Redundancy mode: three_data_hall

(Ochan) #1

Hi all,
I’ve been testing foundationdb cluster on AWS and I have one question concerning redundancy mode.
My testing environment is illustrated in the above figure. I wanted to check machine failure scenario when redundancy mode is set to three_data_hall. Coordinator server was placed on machine #1 and master/cluster_controller were run on machine #2.

case 1) Killed machine #5 and machine #6
Reading and Writing key/values worked well.

case 2) Killed machine #3 and machine #5.
Fdb cluster was down. When I typed “status” command using fdbcli, I got the below message.

Recruiting new transaction servers.

Need at least 4 log servers, 1 proxies and 1 resolvers.

Have 180 processes on 4 machines.

Timed out trying to retrieve storage servers.

As far as I understand (link), case 2 is ok but in case 1, writing key/values should be failed. However, the testing results were different from my expectation. Am I missing something??

(Ochan) #2

I found the answer for myself while looking into the source code (link)

tLogPolicy = IRepPolicyRef(new PolicyAcross(2, “data_hall”,IRepPolicyRef(new PolicyAcross(2, “zoneid”, IRepPolicyRef(new PolicyOne())))

Log replica is set to 4 and it should be placed on 2 data halls and 2 zones per data hall. So case 2) was failed.
But I still wonder that why case 1) is ok. There were only two data halls available and three data replica was not available.

(Alex Miller) #3

Log replicas being set to 4 means we’ll have 4 total logs being recruited. And you’ve interpreted the policy correctly; we’re looking to recruit logs in two data halls, and two machines within each data hall. And in (1), that’s exactly what we have left. You have two data halls (DH#1 and DH#2), and two machines left within each data hall.

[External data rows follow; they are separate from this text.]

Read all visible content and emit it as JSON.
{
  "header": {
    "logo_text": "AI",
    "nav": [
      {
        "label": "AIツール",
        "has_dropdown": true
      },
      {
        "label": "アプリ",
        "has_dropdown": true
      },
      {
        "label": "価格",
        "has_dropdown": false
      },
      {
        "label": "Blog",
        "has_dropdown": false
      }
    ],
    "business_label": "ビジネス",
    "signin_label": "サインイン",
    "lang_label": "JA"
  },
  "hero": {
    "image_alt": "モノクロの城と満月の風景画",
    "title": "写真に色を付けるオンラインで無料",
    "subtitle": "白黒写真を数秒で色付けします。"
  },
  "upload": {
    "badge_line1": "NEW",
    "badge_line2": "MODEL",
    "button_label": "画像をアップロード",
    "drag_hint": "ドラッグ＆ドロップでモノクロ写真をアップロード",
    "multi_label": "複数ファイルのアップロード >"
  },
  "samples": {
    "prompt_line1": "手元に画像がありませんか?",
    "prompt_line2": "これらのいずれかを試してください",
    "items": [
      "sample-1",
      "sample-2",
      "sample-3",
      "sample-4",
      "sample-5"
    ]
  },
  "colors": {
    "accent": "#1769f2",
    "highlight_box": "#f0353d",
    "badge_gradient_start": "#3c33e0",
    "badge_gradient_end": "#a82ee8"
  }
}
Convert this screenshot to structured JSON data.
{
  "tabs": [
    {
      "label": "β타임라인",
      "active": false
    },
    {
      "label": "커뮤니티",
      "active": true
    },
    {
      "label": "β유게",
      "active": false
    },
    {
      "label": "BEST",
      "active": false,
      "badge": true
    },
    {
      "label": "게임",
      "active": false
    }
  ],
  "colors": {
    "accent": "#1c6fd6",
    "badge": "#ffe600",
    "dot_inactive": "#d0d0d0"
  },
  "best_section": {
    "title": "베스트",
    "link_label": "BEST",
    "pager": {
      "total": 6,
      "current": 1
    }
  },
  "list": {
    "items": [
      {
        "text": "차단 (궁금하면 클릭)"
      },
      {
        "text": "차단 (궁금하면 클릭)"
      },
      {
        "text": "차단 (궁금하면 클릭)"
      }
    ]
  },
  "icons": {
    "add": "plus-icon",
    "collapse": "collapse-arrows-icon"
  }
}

Just in case it’s the cause of your confusion, three_data_hall mode is three data halls, and not triple replicated within data halls.

(Ochan) #4

Alexmiller, thanks for your fast reply!!
Your reply is helpful for me to understand fdb operation and I have an additional question concerning case 1.
As far as I understand, Case 1 satisfies with log replica requirement (2 data halls, 2 machines per each data hall), so writing and reading key/values are available. Is it right?
And then, those log data need to be moved into storage nodes (three replicas), but there are only two data halls.
So in this situation, I guessed two scenarios. First one, two replicas are moved into storage nodes, and one replica is moved later when data hall #3 is recovered. And second one is that all the replicas are moved into storage nodes when data hall #3 is recovered. Which one is right?

(Meng Xu) #5

In my understanding, (correct me if I’m wrong @alexmiller ), it’s scenario 1: data in tLog is moved into the two storage nodes as two replicas. Note that mutation in tLog won’t be depleted until it has been replicated into three storage nodes.
So even though your case 1 can still serve data, your tLog server’s queue will start to build up until you got the third data hall recovered.